<197> 吾輩は猫 (14) ~<196>よりの続き~
人間の 丈にはとほく 及ばぬが 猫には猫の 呟きがある
ここで人間の価値観と猫の価値観に異なるところがあるであろうかということが思われるところで、少しこのことについて触れてみたいと思う。同じ生きとし生けるものであるから、そこに根本的な違いはなかろう。信義は大切で、美徳は麗しく、他を思いやる愛は欠くべからざるものである。 しかしながら、この世は正負入り乱れ、美徳の反対の悪徳も存在する。暴力で相手を傷つけること、徒党を組んで個人を排撃すること、 騙すこと、 盗むこと等々、まだほかにもいろいろとある。人間社会ではみな常ながら見られることで、テレビやラジオのニュースに耳を傾けていれば自ずとわかる。 そこで、悪徳の悪に対し、仏教にいうところの十の戒めがあるように、人間の社会ではこの負の難問に対し、 努力が求められている。 この間、 法事の席を覗いていたら、「弟子某甲 尽未来際」に続けて諸悪をあげ、席の者一同が和して十善戒というものを唱えていた。

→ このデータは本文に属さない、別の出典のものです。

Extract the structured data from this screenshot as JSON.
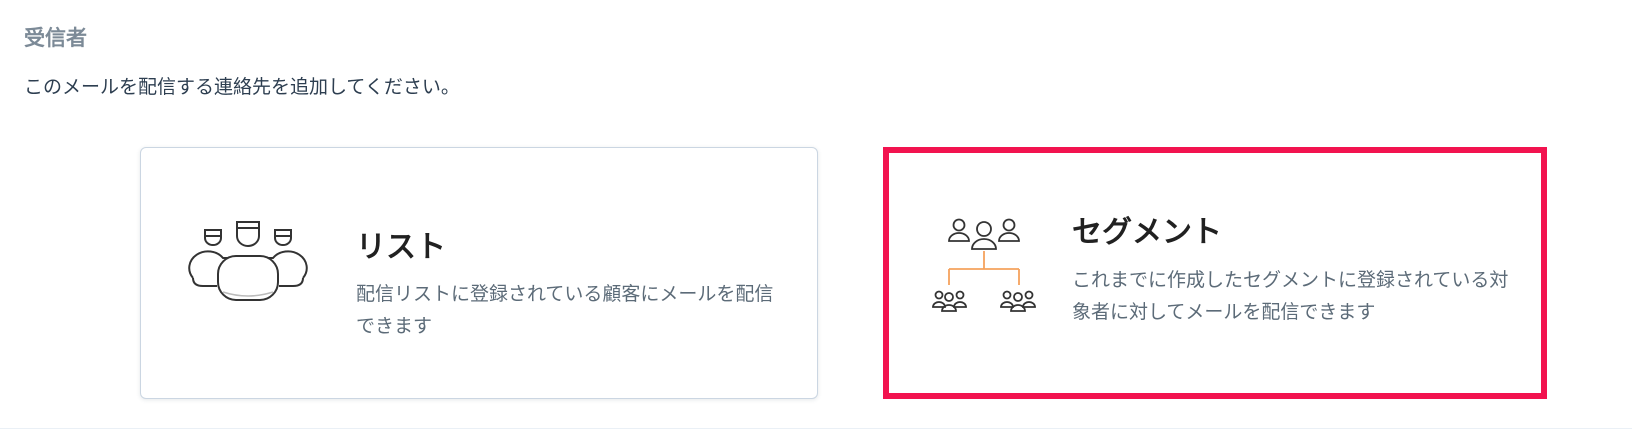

人間に美徳があって猫に美徳のないはずはなく、人間に悪徳があるように猫にも悪徳があるであろうということが思われる。 で、悪徳とわかっていても自分の意に沿って動くところが生きものであって、 この厄介な心の中の代物を人間は「業」と名づけたりしている。猫の意(業)は単純であるけれども人間のそれには知恵というものが大いに働き、損得の思惑なども絡んだりして複雑極まりなく、単純には説明出来ないところがある。猫の能力と人間の能力ではその差に大きな開きがあり、その能力において人間の徳というものに猫のそれが及ぶものではなく、美徳にしても、 反面における悪徳にしてもそれが言える。これは鷗外先生の言葉に通じるところで、人間の長じてあるところ、 その差の大なるにあって、人間の行ないで、猫には理解出来ないということもままあることになる。で、猫においては理不尽極まりない自治会の処方、回覧のごときもなされるのであろうことが思われる。
このような人間に接して暮らしているからは、知恵の至らない猫一同ではあるが、猫は猫で、猫はやさしく、これを一番の徳目として人間に接しているのである。このやさしさは実によく心に通うもののようで、人間にとって猫は必要欠くべからざる生きものということが出来、吾輩などはこの自負を感謝の念とともに胸に秘めていると言ってよい。しかし、増えるのは困るということで、人間の側にはいろいろな見解が出る。 もちろん、これは常に人間の立場からのみなされる見解で、猫は一つの例にほかならず、その見解に対する論議は、つまり、強者のそれであって、 ほかにも事例をあげることが出来る。 例えば、増え続ける野生の鹿や逆に絶滅寸前にある鴇などにそれを見る。 増えれば減るように対処し、 少なくなって絶滅に瀕するようになれば増やすことを模索する。これが常套の手立てで、その対象にある当事者にはシリアス極まりない問題だということが猫の吾輩にはよく理解出来る。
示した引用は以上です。